The point is not ceremony. It is control. A paragraph should render as a paragraph. A link should have meaningful text and the right attributes. An embedded article card, video or code snippet should become the component the site expects, not a loose fragment of markup.

Keep Heading Levels Under Control

CMS rich text can create poor document structure if editors can choose any heading level anywhere.

An article title may already be the page h1. Body rich text should usually start below that level. If an editor adds another h1 inside the content body, the rendered page becomes harder for people, crawlers and assistive technology to understand.

The renderer can normalise heading levels, but do not make it silently repair every editorial mistake. The CMS model, editorial guidance and front‑end renderer need to agree on what the page structure is allowed to do.

Render Links as Links, Not References

Rich text links are not all the same.

You may need to handle:

• ordinary external URLs
• internal entry links
• asset links
• email links
• anchor links
• broken or unpublished references

For internal entries, resolve the entry to a real site URL. Do not leak CMS IDs into the page. For external links, decide how target, rel and visible link text should work.

A missing linked entry should fail clearly during build, preview or rendering. It should not produce an empty anchor, a broken card or a link that looks clickable but goes nowhere.

Treat Embedded Entries as Real Components

Embedded entries are where rich text becomes operationally interesting.

They might represent code snippets, callouts, product cards, related articles, forms, videos or image blocks. Each one has its own required fields and failure modes.

The article on rendering Contentful Rich Code snippets in Gatsby is one example. A code snippet entry needs syntax, language, caption and safe markup. It should not be treated like an ordinary paragraph.

The same thinking applies to content architecture more broadly. Planning content models for a headless CMS covers the modelling side, while headless CMS integration covers the implementation work needed to make publishing, preview and rendering dependable.

Avoid Unsafe HTML Shortcuts

React makes it possible to inject HTML directly. Sometimes legacy content leaves no easy alternative, but it should be a conscious decision with sanitisation, allowed tags and editor permissions understood.

If the CMS already gives you structured rich text, render known nodes to known React components. That keeps control in the application, where it can be tested.

The opposite mistake is possible too. Over‑sanitising can remove legitimate editorial content, break embeds, strip useful link attributes or damage accessibility. A safe renderer should be strict about unknown content without flattening the content editors actually need.

Test Awkward Content, Not the Neat Demo

The useful test cases are rarely the clean ones.

Test rich text with:

• nested lists
• empty paragraphs
• long link text
• internal entry links
• missing linked entries
• unpublished references
• embedded entries inside awkward positions
• missing asset metadata
• headings at the wrong level
• unsupported node types
• image alt text
• bold and italic marks mixed with links

This is where production constraints show up. A renderer that works for three neat paragraphs has not really been tested.

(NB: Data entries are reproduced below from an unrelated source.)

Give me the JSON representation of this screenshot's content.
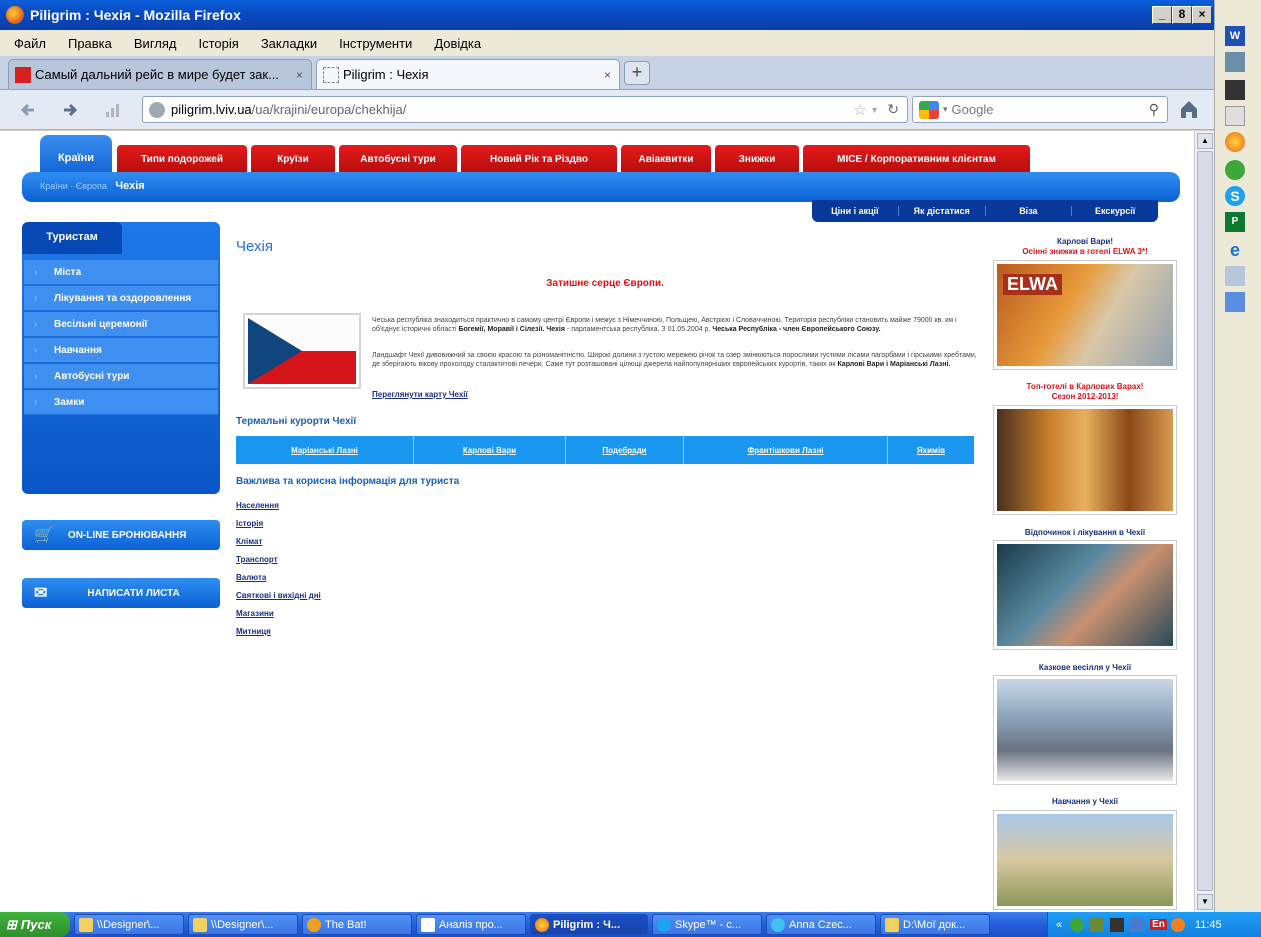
{
  "window": {
    "title": "Piligrim : Чехія - Mozilla Firefox",
    "min": "_",
    "max": "8",
    "close": "×"
  },
  "menu": [
    "Файл",
    "Правка",
    "Вигляд",
    "Історія",
    "Закладки",
    "Інструменти",
    "Довідка"
  ],
  "tabs": [
    {
      "label": "Самый дальний рейс в мире будет зак...",
      "close": "×"
    },
    {
      "label": "Piligrim : Чехія",
      "close": "×"
    }
  ],
  "newtab": "+",
  "nav": {
    "url_domain": "piligrim.lviv.ua",
    "url_path": "/ua/krajini/europa/chekhija/",
    "search_placeholder": "Google"
  },
  "site": {
    "main_nav": [
      "Країни",
      "Типи подорожей",
      "Круїзи",
      "Автобусні тури",
      "Новий Рік та Різдво",
      "Авіаквитки",
      "Знижки",
      "MICE / Корпоративним клієнтам"
    ],
    "breadcrumb": [
      "Країни",
      "Європа",
      "Чехія"
    ],
    "sub_nav": [
      "Ціни і акції",
      "Як дістатися",
      "Віза",
      "Екскурсії"
    ],
    "sidebar": {
      "header": "Туристам",
      "items": [
        "Міста",
        "Лікування та оздоровлення",
        "Весільні церемонії",
        "Навчання",
        "Автобусні тури",
        "Замки"
      ],
      "booking": "ON-LINE БРОНЮВАННЯ",
      "write": "НАПИСАТИ ЛИСТА"
    },
    "page_title": "Чехія",
    "tagline": "Затишне серце Європи.",
    "para1_a": "Чеська республіка знаходиться практично в самому центрі Європи і межує з Німеччиною, Польщею, Австрією і Словаччиною. Територія республіки становить майже 79000 кв. км і об'єднує історичні області ",
    "para1_b": "Богемії, Моравії і Сілезії. Чехія",
    "para1_c": " - парламентська республіка. З 01.05.2004 р. ",
    "para1_d": "Чеська Республіка - член Європейського Союзу.",
    "para2_a": "Ландшафт Чехії дивовижний за своєю красою та різноманітністю. Широкі долини з густою мережею річок та озер змінюються порослими густими лісами пагорбами і гірськими хребтами, де зберігають вікову прохолоду сталактитові печери. Саме тут розташовані цілющі джерела найпопулярніших європейських курортів, таких як ",
    "para2_b": "Карлові Вари і Маріанські Лазні.",
    "map_link": "Переглянути карту Чехії",
    "resorts_title": "Термальні курорти Чехії",
    "resorts": [
      "Маріанські Лазні",
      "Карлові Вари",
      "Подебради",
      "Франтішкови Лазні",
      "Яхимів"
    ],
    "info_title": "Важлива та корисна інформація для туриста",
    "info_links": [
      "Населення",
      "Історія",
      "Клімат",
      "Транспорт",
      "Валюта",
      "Святкові і вихідні дні",
      "Магазини",
      "Митниця"
    ],
    "promos": [
      {
        "title": "Карлові Вари!",
        "subtitle": "Осінні знижки в готелі ELWA 3*!",
        "img_text": "ELWA"
      },
      {
        "title": "Топ-готелі в Карлових Варах!",
        "subtitle": "Сезон 2012-2013!"
      },
      {
        "title": "Відпочинок і лікування в Чехії"
      },
      {
        "title": "Казкове весілля у Чехії"
      },
      {
        "title": "Навчання у Чехії"
      }
    ]
  },
  "taskbar": {
    "start": "Пуск",
    "items": [
      "\\\\Designer\\...",
      "\\\\Designer\\...",
      "The Bat!",
      "Аналіз про...",
      "Piligrim : Ч...",
      "Skype™ - c...",
      "Anna Czec...",
      "D:\\Мої док..."
    ],
    "tray_chevron": "«",
    "lang": "En",
    "time": "11:45"
  }
}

Build Failure‑Safe Rendering

The renderer should make bad content visible without breaking the whole page where avoidable.

For a missing optional embed, a clear fallback may be enough. For a required linked entry, failing the build or preview may be better because a silent failure would publish misleading content. The right behaviour depends on the content type and page purpose.

For SEO and editorial control, this also connects to the headless CMS SEO controls matrix. Rich text is not only typography. It can affect headings, internal links, image context, structured content and the reliability of rendered pages.

The Practical Rule

Render CMS rich text as a contract between the content model and the front‑end.

Map known nodes deliberately. Validate the shapes editors can create. Handle links and embeds with care. Test the awkward cases. Keep fallbacks safe. That gives editors useful flexibility without making the rendered page unpredictable.